La noche en que Robert Johnson desapareció del mapa, el sur de Estados Unidos ya sabía escuchar el silencio. No fue un silencio cualquiera, sino uno espeso, cargado de polvo, alcohol barato y superstición.

La leyenda dice que Johnson era un guitarrista mediocre, apenas capaz de sostener una melodía sin que se le escapara de las manos. Humillado, se perdió durante meses entre caminos rurales y pueblos sin nombre, hasta llegar a un cruce de caminos a medianoche.

Ahí, bajo una luna enferma, un hombre alto, demasiado elegante para ese lugar, tomó su guitarra, la afinó con calma y se la devolvió. A cambio, pidió su alma… era el diablo en persona. No hubo testigos, pero al regresar, Johnson tocaba como si algo no humano habitara sus dedos: el blues ya no era música, era condena.

La singularidad de la forma de tocar de Robert Johnson residía en una técnica extraordinariamente avanzada para su época, que creaba la ilusión de que varios músicos tocaban al mismo tiempo. Johnson desarrolló una polifonía compleja mediante el fingerpicking, separando bajos constantes con el pulgar y melodías o acordes con los dedos agudos, lo que permitía que una sola guitarra sonara como una banda completa de blues.

Además, adaptó patrones rítmicos del boogie-woogie pianístico a la guitarra, estableciendo riffs que se volverían fundamentales para el blues y el rock. Su uso del slide metálico y de afinaciones abiertas definió un timbre vocal y expresivo único, mientras que su manejo irregular del tiempo rompía con la rigidez del blues tradicional y aportaba una sensación orgánica e impredecible.

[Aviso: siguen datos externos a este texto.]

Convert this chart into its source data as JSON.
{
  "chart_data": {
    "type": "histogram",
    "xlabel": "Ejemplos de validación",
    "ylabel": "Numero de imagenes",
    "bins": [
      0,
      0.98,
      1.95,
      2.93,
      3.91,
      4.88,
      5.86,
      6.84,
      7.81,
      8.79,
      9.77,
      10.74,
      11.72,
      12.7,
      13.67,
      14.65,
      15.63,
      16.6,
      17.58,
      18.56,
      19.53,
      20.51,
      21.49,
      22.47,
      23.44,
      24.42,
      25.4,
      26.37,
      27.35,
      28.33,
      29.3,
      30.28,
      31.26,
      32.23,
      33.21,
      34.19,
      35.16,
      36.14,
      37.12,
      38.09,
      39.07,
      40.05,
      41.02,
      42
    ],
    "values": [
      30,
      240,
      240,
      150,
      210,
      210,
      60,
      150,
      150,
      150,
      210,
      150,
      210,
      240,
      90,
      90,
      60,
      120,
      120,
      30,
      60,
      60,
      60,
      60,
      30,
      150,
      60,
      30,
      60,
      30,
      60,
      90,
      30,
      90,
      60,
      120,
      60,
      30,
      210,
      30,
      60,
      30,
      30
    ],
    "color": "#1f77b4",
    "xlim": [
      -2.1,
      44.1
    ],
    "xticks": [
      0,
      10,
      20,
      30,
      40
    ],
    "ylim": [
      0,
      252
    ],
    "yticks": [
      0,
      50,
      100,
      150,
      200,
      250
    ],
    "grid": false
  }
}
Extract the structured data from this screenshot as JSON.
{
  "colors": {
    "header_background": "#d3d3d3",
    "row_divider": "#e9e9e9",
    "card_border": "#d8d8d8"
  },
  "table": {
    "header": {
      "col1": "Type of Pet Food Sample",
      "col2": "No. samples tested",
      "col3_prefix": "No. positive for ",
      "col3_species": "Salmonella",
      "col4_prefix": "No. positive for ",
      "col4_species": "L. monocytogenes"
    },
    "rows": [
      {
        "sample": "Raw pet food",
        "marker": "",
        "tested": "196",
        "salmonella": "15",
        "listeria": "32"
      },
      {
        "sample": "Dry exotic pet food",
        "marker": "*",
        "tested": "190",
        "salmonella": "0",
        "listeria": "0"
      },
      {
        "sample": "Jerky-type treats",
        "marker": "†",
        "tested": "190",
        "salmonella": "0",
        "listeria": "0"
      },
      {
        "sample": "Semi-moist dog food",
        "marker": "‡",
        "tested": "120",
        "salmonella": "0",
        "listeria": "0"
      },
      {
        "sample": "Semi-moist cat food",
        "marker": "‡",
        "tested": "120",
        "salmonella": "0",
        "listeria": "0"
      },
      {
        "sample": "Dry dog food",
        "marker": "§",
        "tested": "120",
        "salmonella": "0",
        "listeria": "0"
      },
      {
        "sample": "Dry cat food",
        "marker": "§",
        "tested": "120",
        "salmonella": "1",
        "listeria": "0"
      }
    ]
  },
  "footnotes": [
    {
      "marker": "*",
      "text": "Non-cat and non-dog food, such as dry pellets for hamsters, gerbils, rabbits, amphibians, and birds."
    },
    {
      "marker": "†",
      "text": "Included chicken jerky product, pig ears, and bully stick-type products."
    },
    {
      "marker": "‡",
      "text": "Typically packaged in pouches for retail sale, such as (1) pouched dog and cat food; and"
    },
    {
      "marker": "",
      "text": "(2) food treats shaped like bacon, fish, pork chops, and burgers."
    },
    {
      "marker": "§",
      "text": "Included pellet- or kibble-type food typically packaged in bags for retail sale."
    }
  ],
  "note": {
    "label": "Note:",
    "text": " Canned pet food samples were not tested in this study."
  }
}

El músico sumo datos a su propia leyenda con canciones que “confesaban” ese pacto como “Cross Road Blues”, “Hellhound on My Trail”, “Me and the Devil Blues” dice:

“Early this morningWhen you knocked upon my doorEarly this morning oohWhen you knocked upon my doorAnd I said, ‘Hello Satan’‘I believe it’s time to go’
Me and the DevilWas walkin’ side by sideMe and the Devil, oohWas walkin’ side by side”

(Temprano esta mañana,
cuando llamaste a mi puerta,
temprano esta mañana, oh,
cuando llamaste a mi puerta.
Y yo dije: “Hola, Satanás,
creo que es hora de irnos”.

El Diablo y yo
caminábamos lado a lado.
El Diablo y yo, oh,
caminábamos lado a lado)

Johnson cantaba como quien sabe que el tiempo es breve y la deuda impagable. No hablaba del diablo como figura simbólica, sino como presencia cotidiana, como sombra que respira detrás de la espalda.

Tocaba en bares, en esquinas, en habitaciones donde la noche parecía no terminar nunca, y cada acorde era una cuenta regresiva… como él lo describe.

Murió joven, a los 27 años, en circunstancias tan oscuras como su propia leyenda: veneno, celos, venganza. Nadie lo sabe con certeza. No hay tumba clara, no hay acta definitiva, solo rumores. Como si el pacto incluyera también la desaparición.

Pero su influencia sobrevivió a la carne: décadas después, guitarristas blancos, eléctricos, modernos repetirían sus acordes como rezos profanos.

“Él es el músico de blues más importante que jamás haya existido”, dijo Eric Clapton sobre el guitarrista.

La leyenda del pacto no persiste porque sea literal, sino porque es brutalmente honesta. Habla de lo que cuesta sobresalir, de lo que se sacrifica cuando se desea algo con demasiada hambre.

Robert Johnson no vendió su alma en un cruce de caminos: la fue entregando canción por canción, noche tras noche, hasta quedarse sin nada.

Y por eso su música sigue sonando como una advertencia antigua: no todo genio nace del cielo; algunos emergen del barro, del miedo y de un acuerdo que nadie debería aceptar, pero muchos estarían dispuestos a firmar.

¿Cuántas oraciones estamos dispuestos a robar para negar a Dios?